I am munging some data that requires me to combine regex
functions using strsplit
. I have figured out how to split up my string, but am struggling to apply the guidance in this post around keeping delimiters.
Here's an example of a string that I'm scraping:
text<-c("This activity center is fun and helps give your birds exercise! With climbing ladders, a swing, tightrope and an assortment of engaging toys, the Activity Center has everything your bird needs to relieve stress and boredom all in one place. Relieves stress & boredom Durable & brightly colored wood Easy to clean bottom Simple installation & assemblyMaterial: WoodDimensions (Overall): 12.0 inches (H) x 15.0 inches (W) x 18.5 inches (L)Weight: 6.0 poundsHolds up to: 20.0 poundsIntended Pet Type: BirdCare and Cleaning: Hand washPet activity: ClimbTCIN: 16707835UPC: 030172025594Item Number (DPCI): 083-01-0246Report incorrect product information")
And, here is code that successfully splits the string, but trims the delimiter:
strsplit(as.character(free_text), "[0-9](?=[A-Z])|[a-z](?=[A-Z])|[')'](?=[A-Z])", perl=TRUE)

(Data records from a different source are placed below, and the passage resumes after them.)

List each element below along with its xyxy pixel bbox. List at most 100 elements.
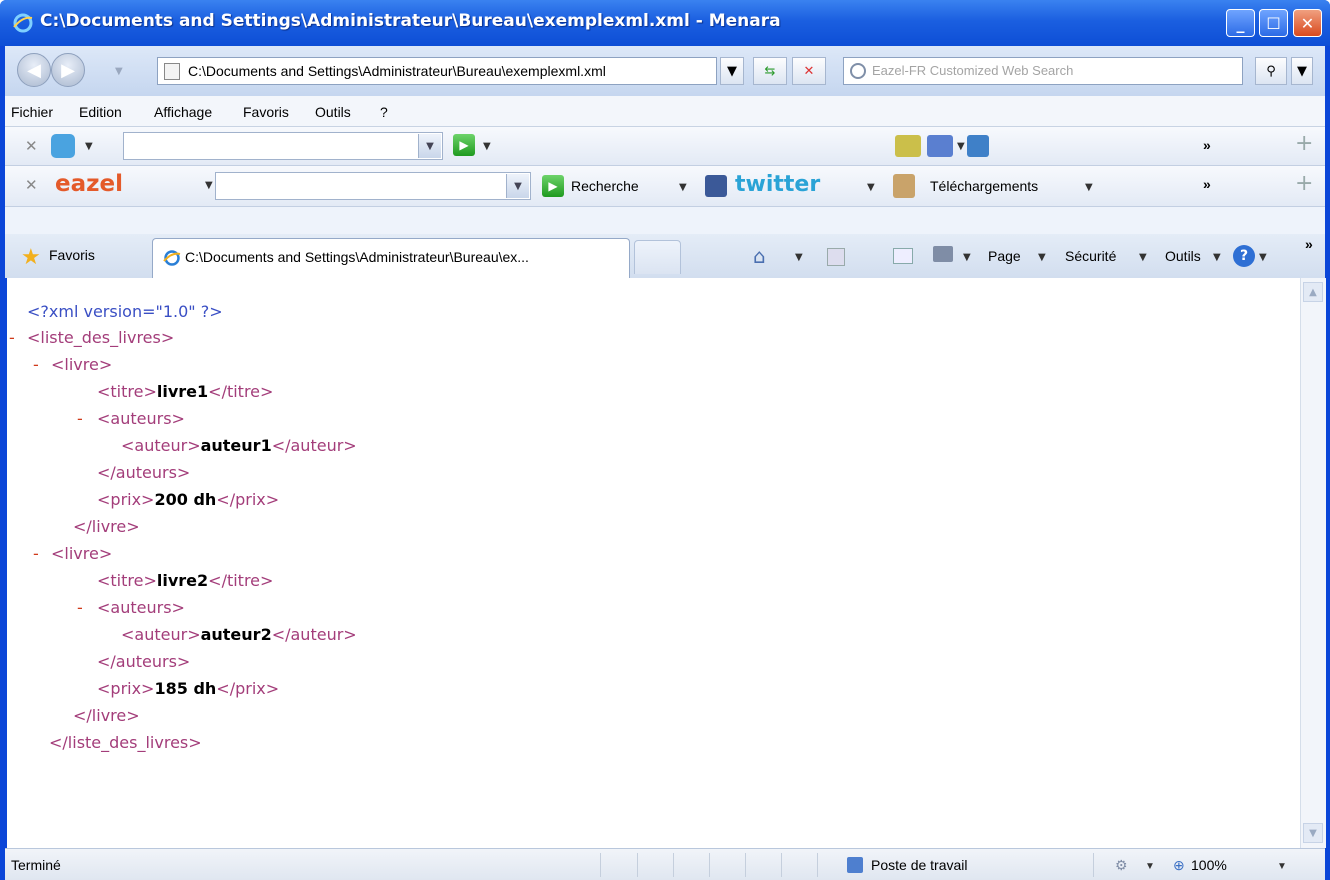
search-input[interactable]: Eazel-FR Customized Web Search: [843, 57, 1243, 85]
zoom-dropdown-icon[interactable]: ▼: [1277, 861, 1287, 872]
telechargements-dropdown-icon[interactable]: ▼: [1085, 182, 1093, 193]
back-button[interactable]: ◀: [17, 53, 51, 87]
command-overflow-icon[interactable]: »: [1305, 236, 1313, 252]
toolbar-overflow-icon[interactable]: »: [1203, 137, 1211, 153]
security-zone-label: Poste de travail: [871, 857, 968, 873]
star-icon: ★: [21, 244, 41, 269]
menu-fichier[interactable]: Fichier: [11, 104, 53, 120]
ie-logo-icon: [163, 250, 181, 266]
address-field[interactable]: C:\Documents and Settings\Administrateur…: [157, 57, 717, 85]
toolbar-dropdown-icon[interactable]: ▼: [85, 141, 93, 152]
collapse-toggle[interactable]: -: [77, 598, 83, 617]
auteurs-close-tag: </auteurs>: [97, 652, 191, 671]
titre-open-tag: <titre>: [97, 382, 157, 401]
address-row: ◀ ▶ ▼ C:\Documents and Settings\Administ…: [5, 46, 1325, 96]
favorites-button[interactable]: ★ Favoris: [9, 240, 137, 270]
menu-favoris[interactable]: Favoris: [243, 104, 289, 120]
close-toolbar-icon[interactable]: ✕: [25, 176, 38, 194]
vertical-scrollbar[interactable]: ▲ ▼: [1300, 278, 1326, 848]
root-close-tag: </liste_des_livres>: [49, 733, 202, 752]
auteur-close-tag: </auteur>: [271, 436, 357, 455]
protected-mode-dropdown-icon[interactable]: ▼: [1145, 861, 1155, 872]
home-icon[interactable]: ⌂: [753, 244, 766, 268]
titre-open-tag: <titre>: [97, 571, 157, 590]
help-dropdown-icon[interactable]: ▼: [1259, 252, 1267, 263]
twitter-logo[interactable]: twitter: [735, 172, 820, 197]
telechargements-button[interactable]: Téléchargements: [930, 178, 1038, 194]
collapse-toggle[interactable]: -: [9, 328, 15, 347]
maximize-icon: ☐: [1266, 13, 1281, 33]
bookmark-dropdown-icon[interactable]: ▼: [957, 141, 965, 152]
zoom-level[interactable]: 100%: [1191, 857, 1227, 873]
eazel-search-field[interactable]: ▼: [215, 172, 531, 200]
bookmark-icon[interactable]: [927, 135, 953, 157]
menu-edition[interactable]: Edition: [79, 104, 122, 120]
status-divider: [709, 853, 710, 877]
auteur-open-tag: <auteur>: [121, 625, 201, 644]
menu-affichage[interactable]: Affichage: [154, 104, 212, 120]
mail-icon[interactable]: [893, 248, 913, 264]
refresh-button[interactable]: ⇆: [753, 57, 787, 85]
highlight-icon[interactable]: [895, 135, 921, 157]
security-dropdown-icon[interactable]: ▼: [1139, 252, 1147, 263]
xml-declaration: <?xml version="1.0" ?>: [27, 302, 223, 321]
new-tab-button[interactable]: [634, 240, 681, 274]
livre-close-tag: </livre>: [73, 706, 140, 725]
eazel-dropdown-icon[interactable]: ▼: [205, 180, 213, 191]
print-icon[interactable]: [933, 246, 953, 262]
menu-help[interactable]: ?: [380, 104, 388, 120]
download-icon[interactable]: [893, 174, 915, 198]
protected-mode-icon[interactable]: ⚙: [1115, 857, 1128, 874]
collapse-toggle[interactable]: -: [33, 544, 39, 563]
stop-button[interactable]: ✕: [792, 57, 826, 85]
search-options-button[interactable]: ▼: [1291, 57, 1313, 85]
recherche-dropdown-icon[interactable]: ▼: [679, 182, 687, 193]
recherche-button[interactable]: Recherche: [571, 178, 639, 194]
messenger-icon[interactable]: [967, 135, 989, 157]
status-divider: [817, 853, 818, 877]
search-button[interactable]: ⚲: [1255, 57, 1287, 85]
go-button[interactable]: ▶: [453, 134, 475, 156]
maximize-button[interactable]: ☐: [1259, 9, 1288, 37]
close-button[interactable]: ✕: [1293, 9, 1322, 37]
forward-button[interactable]: ▶: [51, 53, 85, 87]
close-toolbar-icon[interactable]: ✕: [25, 137, 38, 155]
zoom-icon[interactable]: ⊕: [1173, 857, 1185, 874]
toolbar-1-search-field[interactable]: ▼: [123, 132, 443, 160]
chevron-down-icon: ▼: [1297, 63, 1307, 79]
scroll-up-icon[interactable]: ▲: [1303, 282, 1323, 302]
eazel-go-button[interactable]: ▶: [542, 175, 564, 197]
toolbar-overflow-icon[interactable]: »: [1203, 176, 1211, 192]
help-icon[interactable]: ?: [1233, 245, 1255, 267]
auteur-value: auteur1: [200, 436, 272, 455]
home-dropdown-icon[interactable]: ▼: [795, 252, 803, 263]
minimize-button[interactable]: _: [1226, 9, 1255, 37]
toolbar-logo-icon[interactable]: [51, 134, 75, 158]
add-toolbar-icon[interactable]: +: [1295, 131, 1313, 156]
go-dropdown-icon[interactable]: ▼: [483, 141, 491, 152]
address-dropdown-button[interactable]: ▼: [720, 57, 744, 85]
add-toolbar-icon[interactable]: +: [1295, 171, 1313, 196]
page-menu[interactable]: Page: [988, 248, 1021, 264]
collapse-toggle[interactable]: -: [77, 409, 83, 428]
security-menu[interactable]: Sécurité: [1065, 248, 1116, 264]
search-placeholder: Eazel-FR Customized Web Search: [872, 63, 1074, 78]
prix-open-tag: <prix>: [97, 490, 155, 509]
feeds-icon[interactable]: [827, 248, 845, 266]
tools-dropdown-icon[interactable]: ▼: [1213, 252, 1221, 263]
menu-outils[interactable]: Outils: [315, 104, 351, 120]
collapse-toggle[interactable]: -: [33, 355, 39, 374]
chevron-down-icon: ▼: [418, 134, 441, 158]
facebook-icon[interactable]: [705, 175, 727, 197]
print-dropdown-icon[interactable]: ▼: [963, 252, 971, 263]
history-dropdown-icon[interactable]: ▼: [115, 66, 123, 77]
twitter-dropdown-icon[interactable]: ▼: [867, 182, 875, 193]
tools-menu[interactable]: Outils: [1165, 248, 1201, 264]
auteur-close-tag: </auteur>: [271, 625, 357, 644]
title-bar[interactable]: C:\Documents and Settings\Administrateur…: [0, 0, 1330, 46]
eazel-logo[interactable]: eazel: [55, 171, 123, 197]
scroll-down-icon[interactable]: ▼: [1303, 823, 1323, 843]
tab-active[interactable]: C:\Documents and Settings\Administrateur…: [152, 238, 630, 278]
computer-zone-icon: [847, 857, 863, 873]
page-dropdown-icon[interactable]: ▼: [1038, 252, 1046, 263]
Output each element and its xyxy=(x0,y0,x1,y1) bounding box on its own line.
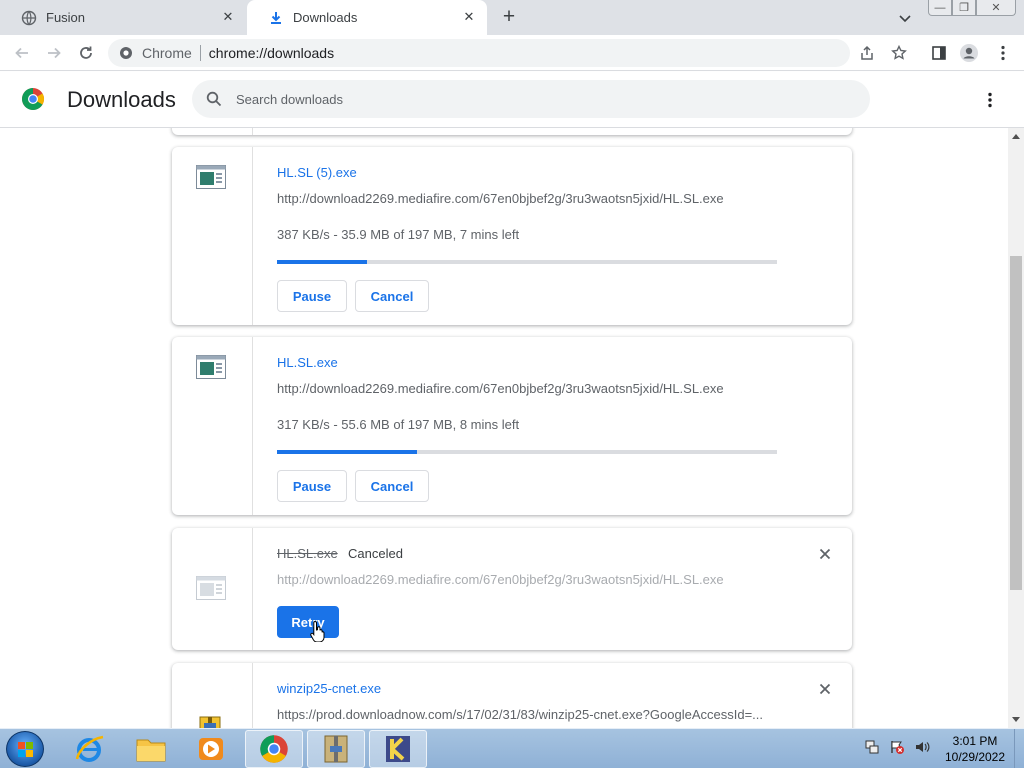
progress-fill xyxy=(277,260,367,264)
close-icon[interactable]: ✕ xyxy=(220,9,236,25)
bookmark-star-icon[interactable] xyxy=(888,42,910,64)
url-text: chrome://downloads xyxy=(208,45,335,61)
file-name-link[interactable]: HL.SL (5).exe xyxy=(277,165,357,180)
cancel-button[interactable]: Cancel xyxy=(355,280,429,312)
address-bar[interactable]: Chrome chrome://downloads xyxy=(108,39,850,67)
scroll-up-arrow-icon[interactable] xyxy=(1012,134,1020,139)
chrome-taskbar-icon[interactable] xyxy=(245,730,303,768)
reload-button[interactable] xyxy=(74,41,98,65)
remove-from-list-icon[interactable] xyxy=(818,547,832,561)
maximize-button[interactable]: ❐ xyxy=(952,0,976,16)
search-icon xyxy=(205,90,223,108)
icon-column xyxy=(172,147,253,325)
minimize-button[interactable]: — xyxy=(928,0,952,16)
cancel-button[interactable]: Cancel xyxy=(355,470,429,502)
share-icon[interactable] xyxy=(856,42,878,64)
browser-toolbar: Chrome chrome://downloads xyxy=(0,35,1024,71)
downloads-list: HL.SL (5).exe http://download2269.mediaf… xyxy=(0,128,1008,728)
progress-bar xyxy=(277,450,777,454)
action-center-flag-icon[interactable] xyxy=(889,739,905,755)
download-card-canceled: HL.SL.exe Canceled http://download2269.m… xyxy=(172,528,852,650)
hand-cursor-icon xyxy=(310,620,326,643)
clock-time: 3:01 PM xyxy=(952,734,998,748)
tab-fusion[interactable]: Fusion ✕ xyxy=(0,0,246,35)
close-icon[interactable]: ✕ xyxy=(461,9,477,25)
status-canceled-label: Canceled xyxy=(348,546,403,561)
k-app-icon[interactable] xyxy=(369,730,427,768)
start-button[interactable] xyxy=(6,731,44,767)
browser-menu-icon[interactable] xyxy=(992,42,1014,64)
tab-title: Fusion xyxy=(46,10,86,25)
file-url[interactable]: http://download2269.mediafire.com/67en0b… xyxy=(277,191,724,206)
exe-file-icon xyxy=(196,576,226,600)
icon-column xyxy=(172,128,253,135)
globe-icon xyxy=(21,10,37,26)
winzip-file-icon xyxy=(196,715,226,728)
download-card: HL.SL.exe http://download2269.mediafire.… xyxy=(172,337,852,515)
site-label: Chrome xyxy=(142,45,192,61)
icon-column xyxy=(172,663,253,728)
volume-icon[interactable] xyxy=(914,739,930,755)
back-button[interactable] xyxy=(10,41,34,65)
window-controls: — ❐ ✕ xyxy=(928,0,1016,16)
scrollbar-thumb[interactable] xyxy=(1010,256,1022,590)
omnibox-separator xyxy=(199,45,201,61)
more-actions-icon[interactable] xyxy=(980,88,1000,112)
file-name-link[interactable]: winzip25-cnet.exe xyxy=(277,681,381,696)
search-input[interactable] xyxy=(236,91,836,107)
vertical-scrollbar[interactable] xyxy=(1008,128,1024,728)
chrome-site-icon xyxy=(118,45,134,61)
file-name: HL.SL.exe xyxy=(277,546,338,561)
download-icon xyxy=(268,10,284,26)
windows-taskbar: 3:01 PM 10/29/2022 xyxy=(0,728,1024,768)
tab-title: Downloads xyxy=(293,10,358,25)
progress-bar xyxy=(277,260,777,264)
file-url[interactable]: https://prod.downloadnow.com/s/17/02/31/… xyxy=(277,707,777,722)
file-explorer-icon[interactable] xyxy=(122,730,180,768)
media-player-icon[interactable] xyxy=(182,730,240,768)
page-title: Downloads xyxy=(67,87,176,112)
scroll-down-arrow-icon[interactable] xyxy=(1012,717,1020,722)
clock-date: 10/29/2022 xyxy=(944,750,1006,764)
internet-explorer-icon[interactable] xyxy=(60,730,118,768)
new-tab-button[interactable]: + xyxy=(498,5,520,28)
pause-button[interactable]: Pause xyxy=(277,470,347,502)
forward-button[interactable] xyxy=(42,41,66,65)
exe-file-icon xyxy=(196,165,226,189)
file-url[interactable]: http://download2269.mediafire.com/67en0b… xyxy=(277,381,724,396)
file-name-link[interactable]: HL.SL.exe xyxy=(277,355,338,370)
icon-column xyxy=(172,337,253,515)
close-window-button[interactable]: ✕ xyxy=(976,0,1016,16)
download-card: winzip25-cnet.exe https://prod.downloadn… xyxy=(172,663,852,728)
chrome-logo-icon xyxy=(21,87,45,111)
pause-button[interactable]: Pause xyxy=(277,280,347,312)
remove-from-list-icon[interactable] xyxy=(818,682,832,696)
network-icon[interactable] xyxy=(864,739,880,755)
retry-button[interactable]: Retry xyxy=(277,606,339,638)
taskbar-clock[interactable]: 3:01 PM 10/29/2022 xyxy=(940,733,1010,765)
progress-text: 317 KB/s - 55.6 MB of 197 MB, 8 mins lef… xyxy=(277,417,520,432)
show-desktop-button[interactable] xyxy=(1014,729,1024,768)
archive-tool-icon[interactable] xyxy=(307,730,365,768)
exe-file-icon xyxy=(196,355,226,379)
profile-avatar-icon[interactable] xyxy=(958,42,980,64)
download-card: HL.SL (5).exe http://download2269.mediaf… xyxy=(172,147,852,325)
search-downloads-box[interactable] xyxy=(192,80,870,118)
icon-column xyxy=(172,528,253,650)
side-panel-icon[interactable] xyxy=(928,42,950,64)
tab-downloads[interactable]: Downloads ✕ xyxy=(247,0,487,35)
system-tray xyxy=(864,739,930,755)
chevron-down-icon[interactable] xyxy=(896,9,914,27)
progress-fill xyxy=(277,450,417,454)
file-url[interactable]: http://download2269.mediafire.com/67en0b… xyxy=(277,572,724,587)
tab-strip: Fusion ✕ Downloads ✕ + — ❐ ✕ xyxy=(0,0,1024,35)
download-card-partial xyxy=(172,128,852,135)
progress-text: 387 KB/s - 35.9 MB of 197 MB, 7 mins lef… xyxy=(277,227,520,242)
downloads-header: Downloads xyxy=(0,72,1024,128)
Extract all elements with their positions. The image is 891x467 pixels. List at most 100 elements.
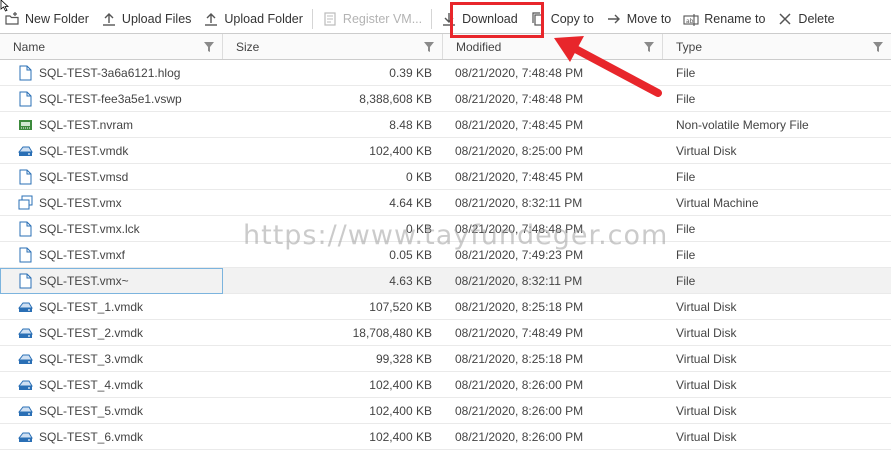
file-name: SQL-TEST.vmx~ [39,273,129,288]
file-modified: 08/21/2020, 8:32:11 PM [455,273,583,288]
file-name-cell[interactable]: SQL-TEST-3a6a6121.hlog [0,60,223,86]
file-modified: 08/21/2020, 8:25:00 PM [455,143,584,158]
file-type: File [676,221,696,236]
filter-icon[interactable] [424,42,434,52]
file-type: File [676,273,696,288]
file-size: 0 KB [405,221,432,236]
file-name: SQL-TEST_1.vmdk [39,299,144,314]
file-type: File [676,169,696,184]
file-modified: 08/21/2020, 8:26:00 PM [455,429,584,444]
table-row[interactable]: SQL-TEST.vmx.lck 0 KB 08/21/2020, 7:48:48 … [0,216,891,242]
file-icon [19,91,32,106]
file-type: Virtual Disk [676,299,737,314]
disk-icon [18,406,33,416]
file-size: 107,520 KB [369,299,432,314]
table-row[interactable]: SQL-TEST.vmdk 102,400 KB 08/21/2020, 8:25:… [0,138,891,164]
file-type: Virtual Machine [676,195,759,210]
file-size: 102,400 KB [369,143,432,158]
file-size: 18,708,480 KB [352,325,432,340]
file-type: Non-volatile Memory File [676,117,809,132]
table-row[interactable]: SQL-TEST-fee3a5e1.vswp 8,388,608 KB 08/21/… [0,86,891,112]
rename-to-label: Rename to [704,12,766,26]
table-row[interactable]: SQL-TEST.vmsd 0 KB 08/21/2020, 7:48:45 PM F… [0,164,891,190]
file-name-cell[interactable]: SQL-TEST.vmdk [0,138,223,164]
table-row[interactable]: SQL-TEST-3a6a6121.hlog 0.39 KB 08/21/2020,… [0,60,891,86]
table-row[interactable]: SQL-TEST_2.vmdk 18,708,480 KB 08/21/2020, … [0,320,891,346]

As you will note, I'm looking for places where:
- Lowercase letters are directly next to uppercase letters
- Numbers next to uppercase letters
- Close-parentheses symbols next to uppercase letters
Unfortunately, the output below shows the issue with my code:
[1] "This activity center is fun and helps give your birds exercise! With climbing ladders, a swing, tightrope and an assortment of engaging toys, the Activity Center has everything your bird needs to relieve stress and boredom all in one place. Relieves stress & boredom Durable & brightly colored wood Easy to clean bottom Simple installation & assembl"
[2] "Material: Woo"
[3] "Dimensions (Overall): 12.0 inches (H) x 15.0 inches (W) x 18.5 inches (L"
[4] "Weight: 6.0 pound"
[5] "Holds up to: 20.0 pound"
[6] "Intended Pet Type: Bir"
[7] "Care and Cleaning: Hand was"
[8] "Pet activity: Clim"
[9] "TCIN: 1670783"
[10] "UPC: 03017202559"
[11] "Item Number (DPCI): 083-01-024"
[12] "Report incorrect product information"
i.e., the last letter is trimmed from assemble [1]
, Wood [2]
, and so on. How does one keep the delimiter when you are looking for regex combinations like mine?